*** MOVED ***

NOTE: I have merged the contents of this blog with my web-site. I will not be updating this blog any more.

2006-06-30

Separating Debugging Information

Debugging information in an executable usually takes up a lot of space so developers usually "strip" an executable before shipping it. This however makes it difficult to diagnose problems in your programme reported by the users, especially when a problem is only reproducible in the reporting user's environment.

Microsoft's development tools support creating a separate "Program Database" (PDB) file for an executable containing debugging information for the executable. Its diagnostic tools support reading a PDB file for an executable , if one is available, to generate a more usable diagnostic report for a fault. You ship stripped executables to your users and when they report a fault, you ask them to install the corresponding PDB files to help you get a better diagnostic report. I think that this is a nice idea and I used to wonder if the GNU toolchain would ever support something like this.

Danny Smith pointed out to me that something similar is already supported by recent versions of GDB and binutils. You can use the --only-keep-debug option of objcopy for this purpose. For example:


gcc -g hello.c
objcopy --only-keep-debug a.out a.dbg
strip --strip-debug a.out


a.dbg now has the debugging symbols and a.out has been stripped of debugging symbols. When you want to debug a.out you can use:


gdb -s a.dbg -e a.out


Simple.

2006-06-29

Tales of Human Resources

In an organisation that I once worked for, the Human Resources department was particularly prone to engaging in activities and issuing diktats that were rather Dilbert-esque. Here I recount a couple of egregious examples of this behaviour that unnecessarily damaged the careers of several employees for absolutely no fault of their own.

At that time, the employees in that organisation were awarded grades every year reflecting their perceived performance based on appraisals by their peers, their seniors and anyone working under them. The grades ranged from A (exceptional) to D (unsatisfactory) and affected how much of a hike in salary (if any) you get when the next round of salary hikes takes place. They also affected the chances of your promotion.
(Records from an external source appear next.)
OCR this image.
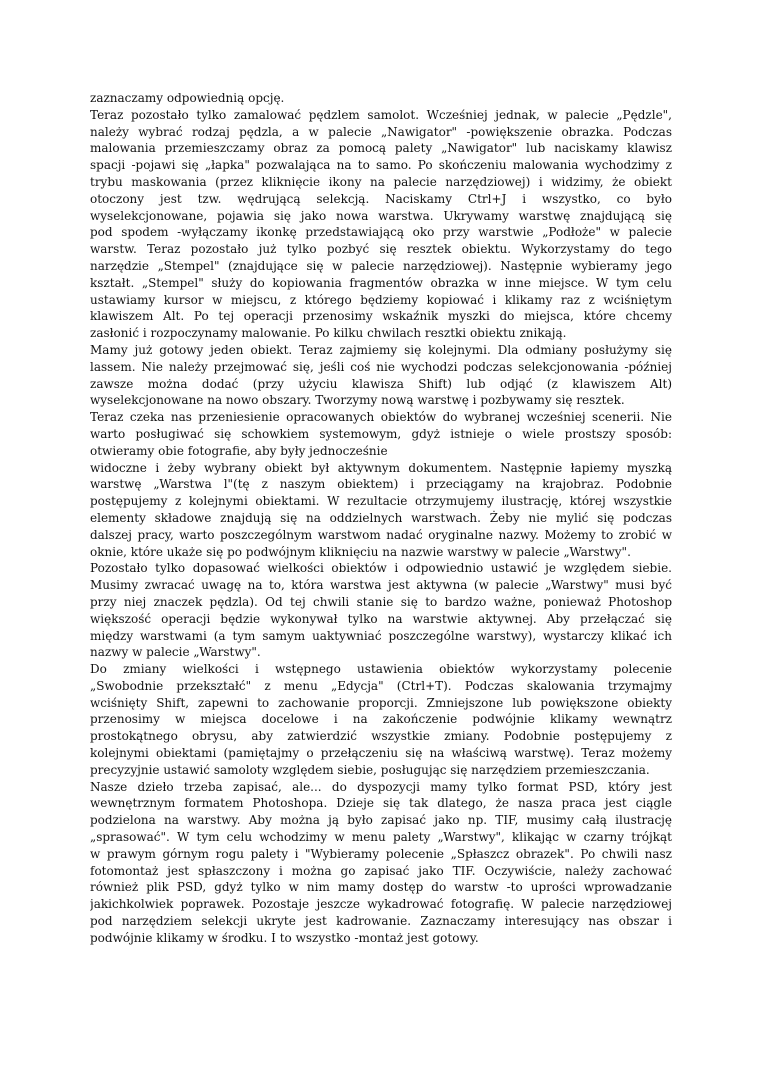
zaznaczamy odpowiednią opcję.
Teraz pozostało tylko zamalować pędzlem samolot. Wcześniej jednak, w palecie „Pędzle",
należy wybrać rodzaj pędzla, a w palecie „Nawigator" -powiększenie obrazka. Podczas
malowania przemieszczamy obraz za pomocą palety „Nawigator" lub naciskamy klawisz
spacji -pojawi się „łapka" pozwalająca na to samo. Po skończeniu malowania wychodzimy z
trybu maskowania (przez kliknięcie ikony na palecie narzędziowej) i widzimy, że obiekt
otoczony jest tzw. wędrującą selekcją. Naciskamy Ctrl+J i wszystko, co było
wyselekcjonowane, pojawia się jako nowa warstwa. Ukrywamy warstwę znajdującą się
pod spodem -wyłączamy ikonkę przedstawiającą oko przy warstwie „Podłoże" w palecie
warstw. Teraz pozostało już tylko pozbyć się resztek obiektu. Wykorzystamy do tego
narzędzie „Stempel" (znajdujące się w palecie narzędziowej). Następnie wybieramy jego
kształt. „Stempel" służy do kopiowania fragmentów obrazka w inne miejsce. W tym celu
ustawiamy kursor w miejscu, z którego będziemy kopiować i klikamy raz z wciśniętym
klawiszem Alt. Po tej operacji przenosimy wskaźnik myszki do miejsca, które chcemy
zasłonić i rozpoczynamy malowanie. Po kilku chwilach resztki obiektu znikają.
Mamy już gotowy jeden obiekt. Teraz zajmiemy się kolejnymi. Dla odmiany posłużymy się
lassem. Nie należy przejmować się, jeśli coś nie wychodzi podczas selekcjonowania -później
zawsze można dodać (przy użyciu klawisza Shift) lub odjąć (z klawiszem Alt)
wyselekcjonowane na nowo obszary. Tworzymy nową warstwę i pozbywamy się resztek.
Teraz czeka nas przeniesienie opracowanych obiektów do wybranej wcześniej scenerii. Nie
warto posługiwać się schowkiem systemowym, gdyż istnieje o wiele prostszy sposób:
otwieramy obie fotografie, aby były jednocześnie
widoczne i żeby wybrany obiekt był aktywnym dokumentem. Następnie łapiemy myszką
warstwę „Warstwa l"(tę z naszym obiektem) i przeciągamy na krajobraz. Podobnie
postępujemy z kolejnymi obiektami. W rezultacie otrzymujemy ilustrację, której wszystkie
elementy składowe znajdują się na oddzielnych warstwach. Żeby nie mylić się podczas
dalszej pracy, warto poszczególnym warstwom nadać oryginalne nazwy. Możemy to zrobić w
oknie, które ukaże się po podwójnym kliknięciu na nazwie warstwy w palecie „Warstwy".
Pozostało tylko dopasować wielkości obiektów i odpowiednio ustawić je względem siebie.
Musimy zwracać uwagę na to, która warstwa jest aktywna (w palecie „Warstwy" musi być
przy niej znaczek pędzla). Od tej chwili stanie się to bardzo ważne, ponieważ Photoshop
większość operacji będzie wykonywał tylko na warstwie aktywnej. Aby przełączać się
między warstwami (a tym samym uaktywniać poszczególne warstwy), wystarczy klikać ich
nazwy w palecie „Warstwy".
Do zmiany wielkości i wstępnego ustawienia obiektów wykorzystamy polecenie
„Swobodnie przekształć" z menu „Edycja" (Ctrl+T). Podczas skalowania trzymajmy
wciśnięty Shift, zapewni to zachowanie proporcji. Zmniejszone lub powiększone obiekty
przenosimy w miejsca docelowe i na zakończenie podwójnie klikamy wewnątrz
prostokątnego obrysu, aby zatwierdzić wszystkie zmiany. Podobnie postępujemy z
kolejnymi obiektami (pamiętajmy o przełączeniu się na właściwą warstwę). Teraz możemy
precyzyjnie ustawić samoloty względem siebie, posługując się narzędziem przemieszczania.
Nasze dzieło trzeba zapisać, ale... do dyspozycji mamy tylko format PSD, który jest
wewnętrznym formatem Photoshopa. Dzieje się tak dlatego, że nasza praca jest ciągle
podzielona na warstwy. Aby można ją było zapisać jako np. TIF, musimy całą ilustrację
„sprasować". W tym celu wchodzimy w menu palety „Warstwy", klikając w czarny trójkąt
w prawym górnym rogu palety i "Wybieramy polecenie „Spłaszcz obrazek". Po chwili nasz
fotomontaż jest spłaszczony i można go zapisać jako TIF. Oczywiście, należy zachować
również plik PSD, gdyż tylko w nim mamy dostęp do warstw -to uprości wprowadzanie
jakichkolwiek poprawek. Pozostaje jeszcze wykadrować fotografię. W palecie narzędziowej
pod narzędziem selekcji ukryte jest kadrowanie. Zaznaczamy interesujący nas obszar i
podwójnie klikamy w środku. I to wszystko -montaż jest gotowy.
Someone in the HR department read somewhere that the distribution of these grades in a large organisation usually follows the bell curve of a normal distribution with a few employees being graded exceptionally good or marked unsatisfactory and most employees being graded good or merely satisfactory. This person then made the leap of logic in deciding that the distribution of these grades must necessarily look like a bell curve and that too for each team in the organisation!

Needless to say, this had a very bad effect on some teams and our team was affected especially badly. Our team was assembled by hand-picking the best people from a lot of teams across the organisation to work on a particular project that the company perceived to have a lot of potential at the time. It was natural for almost everyone in the team to perform well and the managers mostly awarded Bs and As. The HR department, of course, would have none of this. The distribution must be "normal" across the team and all the pleas of the managers fell on deaf ears. The result was that some of our team members were awarded a D even though they had done good work throughout the year! This had a predictable effect on employee morale. A lot of people from the team left the company very soon.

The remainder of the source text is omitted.